In general, I look for the interchange move first, then the insert is a quarter turn to pull a single piece from the interchange layer to the opposite layer, any move of the opposite layer, then undo the first quarter turn. Since half turns move three pieces from the interchange layer into the opposite layer, they don't work.


----------



## newtonbase (Oct 15, 2016)

AlphaSheep said:


> I don't use comms for BLD but I use them for FMC so I understand them well. Just to explain why F2 L F2 or similar will never be a suitable insertion... for a 3 cycle, the set of pieces affected by your insertion move and the set of pieces affected by your interchange move must have exactly one piece in common. So your interchange D affects the 4 edges and 4 corners on the D layer, but the insertion F2 L F2 affects 2 corners and an edge in the D layer. Because it affects more than one piece on every face, F2 L F2 isn't suitable for any single move interchange.
> 
> In general, I look for the interchange move first, then the insert is a quarter turn to pull a single piece from the interchange layer to the opposite layer, any move of the opposite layer, then undo the first quarter turn. Since half turns move three pieces from the interchange layer into the opposite layer, they don't work.


That's probably the most useful post I've ever read on comms.


----------



## newtonbase (Oct 15, 2016)

Could someone please explain how this comm works please? WB in Speffz 
[R2 D R2 D’ R2 , U]


----------



## Daniel Lin (Oct 15, 2016)

newtonbase said:


> Could someone please explain how this comm works please? WB in Speffz
> [R2 D R2 D’ R2 , U]


R2 D R2 D’ R2 is the insertion, U is the interchange


----------



## newtonbase (Oct 15, 2016)

Daniel Lin said:


> R2 D R2 D’ R2 is the insertion, U is the interchange


It's the interchange that's confusing me. They are usually 3 moves.


----------



## xchippy (Oct 15, 2016)

newtonbase said:


> It's the interchange that's confusing me. They are usually 3 moves.


Interchanges are usually 1 move. Like in [R U' R' , D] (UFL to FDR to LDF). If you're talking about the insertion, which is 3 moves in a pure commutator, it works in the same way, but since there's no way to get DBR to UBR in 3 moves without affecting any D layer pieces other than DBR, you can't solve it using a pure commutator. This commutator uses a 5 move insertion, which I think is called a per special? idk what it's called


----------



## AlphaSheep (Oct 15, 2016)

newtonbase said:


> It's the interchange that's confusing me. They are usually 3 moves.


You need to insert DBR into UBR while preserving orientation. No quarter turn move taking a D cormer into U can preserve corner orientation, but if you do an R2 setup just for the insertion, then you can insert with D R2 D'. Notice its still a quarter turn pulling the old piece out and putting the new piece in. Also, notice how R2 D R2 D' R2 only affects one piece in the U layer.
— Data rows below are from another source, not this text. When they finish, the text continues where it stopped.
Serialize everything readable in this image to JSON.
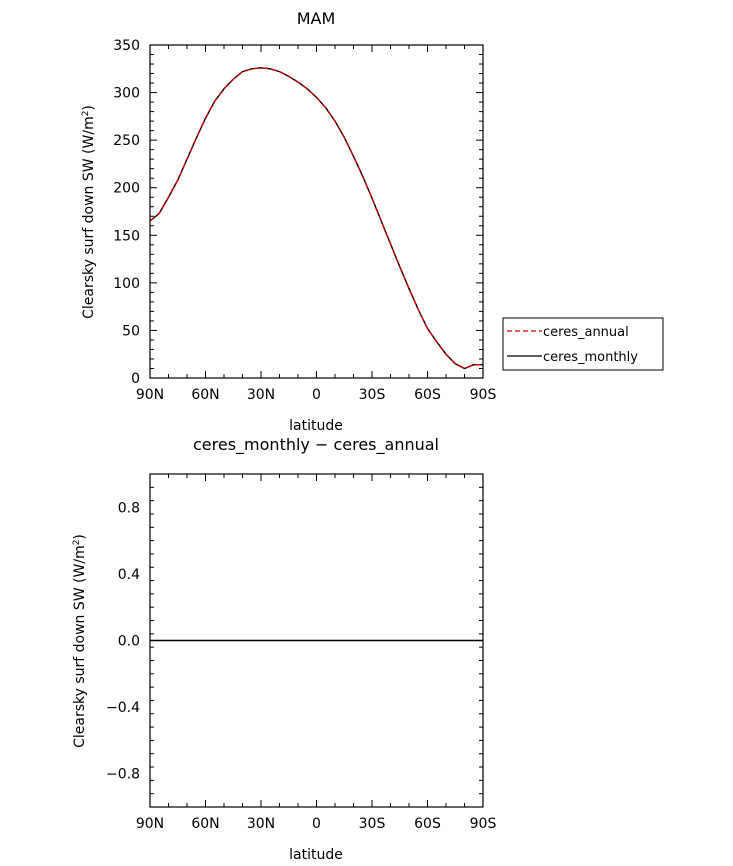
{
  "chart_data": [
    {
      "type": "line",
      "title": "MAM",
      "xlabel": "latitude",
      "ylabel_main": "Clearsky surf down SW (W/m",
      "ylabel_sup": "2",
      "ylabel_close": ")",
      "xticks": [
        {
          "lat": 90,
          "label": "90N"
        },
        {
          "lat": 60,
          "label": "60N"
        },
        {
          "lat": 30,
          "label": "30N"
        },
        {
          "lat": 0,
          "label": "0"
        },
        {
          "lat": -30,
          "label": "30S"
        },
        {
          "lat": -60,
          "label": "60S"
        },
        {
          "lat": -90,
          "label": "90S"
        }
      ],
      "xlim": [
        90,
        -90
      ],
      "ylim": [
        0,
        350
      ],
      "yticks": [
        {
          "v": 0,
          "label": "0"
        },
        {
          "v": 50,
          "label": "50"
        },
        {
          "v": 100,
          "label": "100"
        },
        {
          "v": 150,
          "label": "150"
        },
        {
          "v": 200,
          "label": "200"
        },
        {
          "v": 250,
          "label": "250"
        },
        {
          "v": 300,
          "label": "300"
        },
        {
          "v": 350,
          "label": "350"
        }
      ],
      "legend_placement": "right",
      "series": [
        {
          "name": "ceres_annual",
          "color": "#cc0000",
          "dash": "dashed",
          "x": [
            90,
            85,
            80,
            75,
            70,
            65,
            60,
            55,
            50,
            45,
            40,
            35,
            30,
            25,
            20,
            17,
            15,
            10,
            5,
            0,
            -5,
            -10,
            -15,
            -20,
            -25,
            -30,
            -35,
            -40,
            -45,
            -50,
            -55,
            -60,
            -65,
            -70,
            -75,
            -80,
            -85,
            -90
          ],
          "y": [
            165,
            173,
            190,
            208,
            230,
            252,
            273,
            291,
            304,
            314,
            322,
            325,
            326,
            325,
            322,
            319,
            317,
            311,
            304,
            295,
            284,
            270,
            253,
            233,
            212,
            189,
            165,
            141,
            117,
            94,
            72,
            52,
            38,
            25,
            15,
            10,
            14,
            14
          ]
        },
        {
          "name": "ceres_monthly",
          "color": "#000000",
          "dash": "solid",
          "x": [
            90,
            85,
            80,
            75,
            70,
            65,
            60,
            55,
            50,
            45,
            40,
            35,
            30,
            25,
            20,
            17,
            15,
            10,
            5,
            0,
            -5,
            -10,
            -15,
            -20,
            -25,
            -30,
            -35,
            -40,
            -45,
            -50,
            -55,
            -60,
            -65,
            -70,
            -75,
            -80,
            -85,
            -90
          ],
          "y": [
            165,
            173,
            190,
            208,
            230,
            252,
            273,
            291,
            304,
            314,
            322,
            325,
            326,
            325,
            322,
            319,
            317,
            311,
            304,
            295,
            284,
            270,
            253,
            233,
            212,
            189,
            165,
            141,
            117,
            94,
            72,
            52,
            38,
            25,
            15,
            10,
            14,
            14
          ]
        }
      ]
    },
    {
      "type": "line",
      "title": "ceres_monthly − ceres_annual",
      "xlabel": "latitude",
      "ylabel_main": "Clearsky surf down SW (W/m",
      "ylabel_sup": "2",
      "ylabel_close": ")",
      "xticks": [
        {
          "lat": 90,
          "label": "90N"
        },
        {
          "lat": 60,
          "label": "60N"
        },
        {
          "lat": 30,
          "label": "30N"
        },
        {
          "lat": 0,
          "label": "0"
        },
        {
          "lat": -30,
          "label": "30S"
        },
        {
          "lat": -60,
          "label": "60S"
        },
        {
          "lat": -90,
          "label": "90S"
        }
      ],
      "xlim": [
        90,
        -90
      ],
      "ylim": [
        -1,
        1
      ],
      "yticks": [
        {
          "v": -0.8,
          "label": "−0.8"
        },
        {
          "v": -0.4,
          "label": "−0.4"
        },
        {
          "v": 0.0,
          "label": "0.0"
        },
        {
          "v": 0.4,
          "label": "0.4"
        },
        {
          "v": 0.8,
          "label": "0.8"
        }
      ],
      "series": [
        {
          "color": "#000000",
          "x": [
            90,
            -90
          ],
          "y": [
            0,
            0
          ]
        }
      ]
    }
  ]
}
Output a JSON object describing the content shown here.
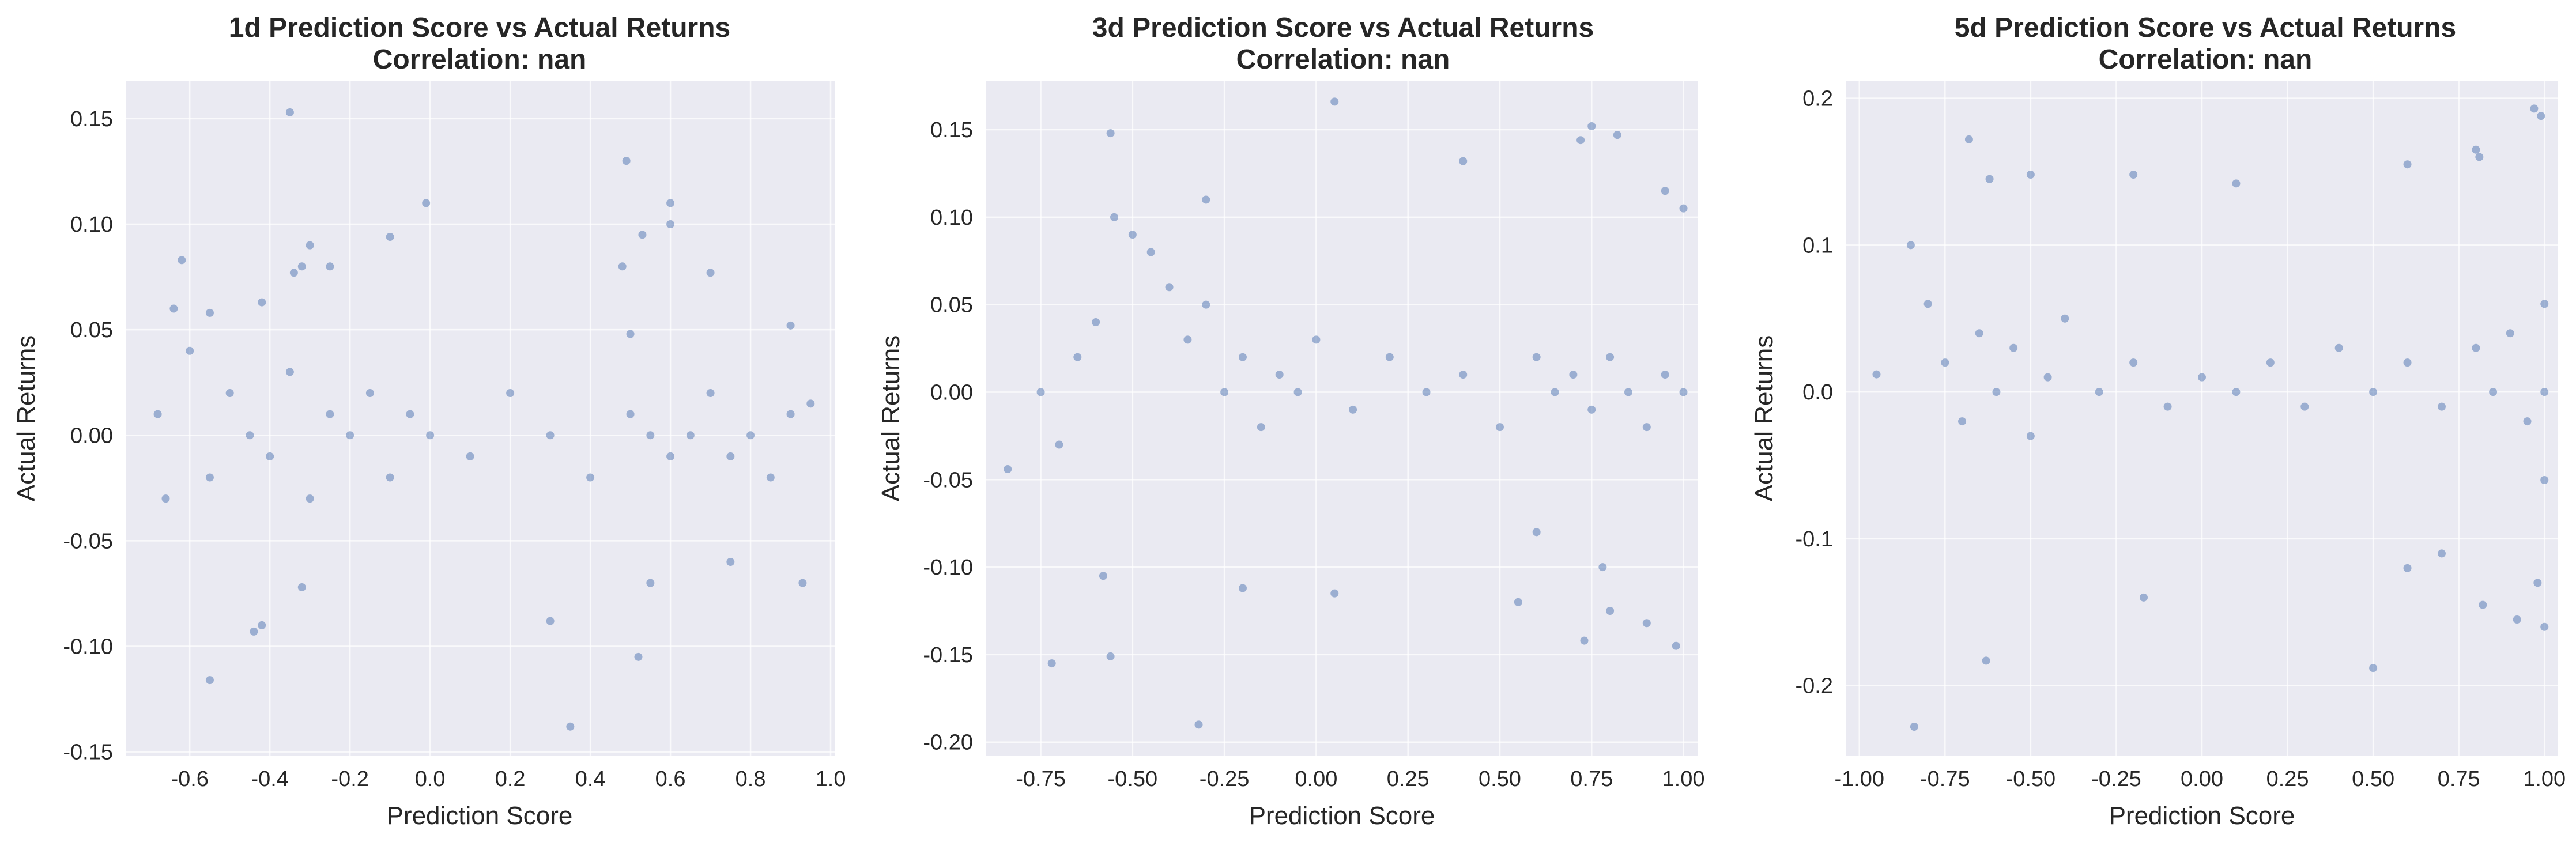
{
  "colors": {
    "points": "#4c72b0",
    "background": "#eaeaf2",
    "grid": "#ffffff",
    "text": "#262626"
  },
  "chart_data": [
    {
      "type": "scatter",
      "title": "1d Prediction Score vs Actual Returns",
      "subtitle": "Correlation: nan",
      "xlabel": "Prediction Score",
      "ylabel": "Actual Returns",
      "xlim": [
        -0.76,
        1.01
      ],
      "ylim": [
        -0.152,
        0.168
      ],
      "xticks": [
        -0.6,
        -0.4,
        -0.2,
        0.0,
        0.2,
        0.4,
        0.6,
        0.8,
        1.0
      ],
      "xtick_labels": [
        "-0.6",
        "-0.4",
        "-0.2",
        "0.0",
        "0.2",
        "0.4",
        "0.6",
        "0.8",
        "1.0"
      ],
      "yticks": [
        -0.15,
        -0.1,
        -0.05,
        0.0,
        0.05,
        0.1,
        0.15
      ],
      "ytick_labels": [
        "-0.15",
        "-0.10",
        "-0.05",
        "0.00",
        "0.05",
        "0.10",
        "0.15"
      ],
      "grid": true,
      "points_estimated": true,
      "points": [
        [
          -0.35,
          0.153
        ],
        [
          -0.62,
          0.083
        ],
        [
          -0.64,
          0.06
        ],
        [
          -0.3,
          0.09
        ],
        [
          -0.34,
          0.077
        ],
        [
          -0.32,
          0.08
        ],
        [
          -0.25,
          0.08
        ],
        [
          -0.1,
          0.094
        ],
        [
          -0.01,
          0.11
        ],
        [
          0.49,
          0.13
        ],
        [
          0.6,
          0.11
        ],
        [
          0.6,
          0.1
        ],
        [
          0.53,
          0.095
        ],
        [
          0.48,
          0.08
        ],
        [
          0.7,
          0.077
        ],
        [
          -0.42,
          0.063
        ],
        [
          -0.55,
          0.058
        ],
        [
          0.9,
          0.052
        ],
        [
          0.5,
          0.048
        ],
        [
          -0.68,
          0.01
        ],
        [
          -0.66,
          -0.03
        ],
        [
          -0.6,
          0.04
        ],
        [
          -0.55,
          -0.02
        ],
        [
          -0.5,
          0.02
        ],
        [
          -0.45,
          0.0
        ],
        [
          -0.4,
          -0.01
        ],
        [
          -0.35,
          0.03
        ],
        [
          -0.3,
          -0.03
        ],
        [
          -0.25,
          0.01
        ],
        [
          -0.2,
          0.0
        ],
        [
          -0.15,
          0.02
        ],
        [
          -0.1,
          -0.02
        ],
        [
          -0.05,
          0.01
        ],
        [
          0.0,
          0.0
        ],
        [
          0.1,
          -0.01
        ],
        [
          0.2,
          0.02
        ],
        [
          0.3,
          0.0
        ],
        [
          0.4,
          -0.02
        ],
        [
          0.5,
          0.01
        ],
        [
          0.55,
          0.0
        ],
        [
          0.6,
          -0.01
        ],
        [
          0.65,
          0.0
        ],
        [
          0.7,
          0.02
        ],
        [
          0.75,
          -0.01
        ],
        [
          0.8,
          0.0
        ],
        [
          0.85,
          -0.02
        ],
        [
          0.9,
          0.01
        ],
        [
          0.95,
          0.015
        ],
        [
          -0.55,
          -0.116
        ],
        [
          -0.44,
          -0.093
        ],
        [
          -0.42,
          -0.09
        ],
        [
          -0.32,
          -0.072
        ],
        [
          0.3,
          -0.088
        ],
        [
          0.35,
          -0.138
        ],
        [
          0.52,
          -0.105
        ],
        [
          0.55,
          -0.07
        ],
        [
          0.93,
          -0.07
        ],
        [
          0.75,
          -0.06
        ]
      ]
    },
    {
      "type": "scatter",
      "title": "3d Prediction Score vs Actual Returns",
      "subtitle": "Correlation: nan",
      "xlabel": "Prediction Score",
      "ylabel": "Actual Returns",
      "xlim": [
        -0.9,
        1.04
      ],
      "ylim": [
        -0.208,
        0.178
      ],
      "xticks": [
        -0.75,
        -0.5,
        -0.25,
        0.0,
        0.25,
        0.5,
        0.75,
        1.0
      ],
      "xtick_labels": [
        "-0.75",
        "-0.50",
        "-0.25",
        "0.00",
        "0.25",
        "0.50",
        "0.75",
        "1.00"
      ],
      "yticks": [
        -0.2,
        -0.15,
        -0.1,
        -0.05,
        0.0,
        0.05,
        0.1,
        0.15
      ],
      "ytick_labels": [
        "-0.20",
        "-0.15",
        "-0.10",
        "-0.05",
        "0.00",
        "0.05",
        "0.10",
        "0.15"
      ],
      "grid": true,
      "points_estimated": true,
      "points": [
        [
          0.05,
          0.166
        ],
        [
          -0.56,
          0.148
        ],
        [
          0.4,
          0.132
        ],
        [
          0.75,
          0.152
        ],
        [
          0.82,
          0.147
        ],
        [
          0.72,
          0.144
        ],
        [
          -0.3,
          0.11
        ],
        [
          0.95,
          0.115
        ],
        [
          1.0,
          0.105
        ],
        [
          -0.55,
          0.1
        ],
        [
          -0.5,
          0.09
        ],
        [
          -0.45,
          0.08
        ],
        [
          -0.4,
          0.06
        ],
        [
          -0.35,
          0.03
        ],
        [
          -0.3,
          0.05
        ],
        [
          -0.25,
          0.0
        ],
        [
          -0.2,
          0.02
        ],
        [
          -0.15,
          -0.02
        ],
        [
          -0.1,
          0.01
        ],
        [
          -0.05,
          0.0
        ],
        [
          0.0,
          0.03
        ],
        [
          0.1,
          -0.01
        ],
        [
          0.2,
          0.02
        ],
        [
          0.3,
          0.0
        ],
        [
          0.4,
          0.01
        ],
        [
          0.5,
          -0.02
        ],
        [
          0.6,
          0.02
        ],
        [
          0.65,
          0.0
        ],
        [
          0.7,
          0.01
        ],
        [
          0.75,
          -0.01
        ],
        [
          0.8,
          0.02
        ],
        [
          0.85,
          0.0
        ],
        [
          0.9,
          -0.02
        ],
        [
          0.95,
          0.01
        ],
        [
          1.0,
          0.0
        ],
        [
          -0.7,
          -0.03
        ],
        [
          -0.65,
          0.02
        ],
        [
          -0.6,
          0.04
        ],
        [
          -0.75,
          0.0
        ],
        [
          -0.84,
          -0.044
        ],
        [
          -0.72,
          -0.155
        ],
        [
          -0.56,
          -0.151
        ],
        [
          -0.32,
          -0.19
        ],
        [
          -0.58,
          -0.105
        ],
        [
          -0.2,
          -0.112
        ],
        [
          0.05,
          -0.115
        ],
        [
          0.55,
          -0.12
        ],
        [
          0.8,
          -0.125
        ],
        [
          0.9,
          -0.132
        ],
        [
          0.98,
          -0.145
        ],
        [
          0.73,
          -0.142
        ],
        [
          0.78,
          -0.1
        ],
        [
          0.6,
          -0.08
        ]
      ]
    },
    {
      "type": "scatter",
      "title": "5d Prediction Score vs Actual Returns",
      "subtitle": "Correlation: nan",
      "xlabel": "Prediction Score",
      "ylabel": "Actual Returns",
      "xlim": [
        -1.04,
        1.04
      ],
      "ylim": [
        -0.248,
        0.212
      ],
      "xticks": [
        -1.0,
        -0.75,
        -0.5,
        -0.25,
        0.0,
        0.25,
        0.5,
        0.75,
        1.0
      ],
      "xtick_labels": [
        "-1.00",
        "-0.75",
        "-0.50",
        "-0.25",
        "0.00",
        "0.25",
        "0.50",
        "0.75",
        "1.00"
      ],
      "yticks": [
        -0.2,
        -0.1,
        0.0,
        0.1,
        0.2
      ],
      "ytick_labels": [
        "-0.2",
        "-0.1",
        "0.0",
        "0.1",
        "0.2"
      ],
      "grid": true,
      "points_estimated": true,
      "points": [
        [
          0.97,
          0.193
        ],
        [
          0.99,
          0.188
        ],
        [
          -0.68,
          0.172
        ],
        [
          0.8,
          0.165
        ],
        [
          0.81,
          0.16
        ],
        [
          0.6,
          0.155
        ],
        [
          -0.62,
          0.145
        ],
        [
          -0.5,
          0.148
        ],
        [
          -0.2,
          0.148
        ],
        [
          0.1,
          0.142
        ],
        [
          -0.85,
          0.1
        ],
        [
          -0.8,
          0.06
        ],
        [
          -0.75,
          0.02
        ],
        [
          -0.7,
          -0.02
        ],
        [
          -0.65,
          0.04
        ],
        [
          -0.6,
          0.0
        ],
        [
          -0.55,
          0.03
        ],
        [
          -0.5,
          -0.03
        ],
        [
          -0.45,
          0.01
        ],
        [
          -0.4,
          0.05
        ],
        [
          -0.3,
          0.0
        ],
        [
          -0.2,
          0.02
        ],
        [
          -0.1,
          -0.01
        ],
        [
          0.0,
          0.01
        ],
        [
          0.1,
          0.0
        ],
        [
          0.2,
          0.02
        ],
        [
          0.3,
          -0.01
        ],
        [
          0.4,
          0.03
        ],
        [
          0.5,
          0.0
        ],
        [
          0.6,
          0.02
        ],
        [
          0.7,
          -0.01
        ],
        [
          0.8,
          0.03
        ],
        [
          0.85,
          0.0
        ],
        [
          0.9,
          0.04
        ],
        [
          0.95,
          -0.02
        ],
        [
          1.0,
          0.0
        ],
        [
          1.0,
          0.06
        ],
        [
          1.0,
          -0.06
        ],
        [
          -0.95,
          0.012
        ],
        [
          -0.84,
          -0.228
        ],
        [
          -0.63,
          -0.183
        ],
        [
          0.5,
          -0.188
        ],
        [
          -0.17,
          -0.14
        ],
        [
          0.6,
          -0.12
        ],
        [
          0.82,
          -0.145
        ],
        [
          0.92,
          -0.155
        ],
        [
          1.0,
          -0.16
        ],
        [
          0.98,
          -0.13
        ],
        [
          0.7,
          -0.11
        ]
      ]
    }
  ]
}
This trick is useful for all of the cases where all 3 stickers are on opposite faces. Its very hard to see the setups for the cases which need 3+ move setups to get to an 8 mover so it's easier to learn these ones as algs then figure out how they work afterwards.


----------



## newtonbase (Oct 15, 2016)

xchippy said:


> If you're talking about the insertion,



Yes, sorry. Silly mistake. 



AlphaSheep said:


> You need to insert DBR into UBR while preserving orientation. No quarter turn move taking a D cormer into U can preserve corner orientation, but if you do an R2 setup just for the insertion, then you can insert with D R2 D'. Notice its still a quarter turn pulling the old piece out and putting the new piece in. Also, notice how R2 D R2 D' R2 only affects one piece in the U layer.
> 
> This trick is useful for all of the cases where all 3 stickers are on opposite faces. Its very hard to see the setups for the cases which need 3+ move setups to get to an 8 mover so it's easier to learn these ones as algs then figure out how they work afterwards.


These do look very useful. 
Thanks for the help guys.


----------



## Daniel Lin (Oct 15, 2016)

AlphaSheep said:


> 3+ move setups


no cases require more than 3 setup moves



newtonbase said:


> It's the interchange that's confusing me. They are usually 3 moves.


Insertions can be any number of moves, but the shorter the better. I personally use 3 movers for 100% of my corner comms

Here is a comm with a 4 move insertion
[R' F:[U2, F' R F R']]

I would do that case like this [z U D R:[R D' R', U2]]


----------



## mark49152 (Oct 15, 2016)

Daniel Lin said:


> Here is a comm with a 4 move insertion
> [R' F:[U2, F' R F R']]
> 
> I would do that case like this [z U D R:[R D' R', U2]]


Why not [R' F:[U2, R' D' R]]?


----------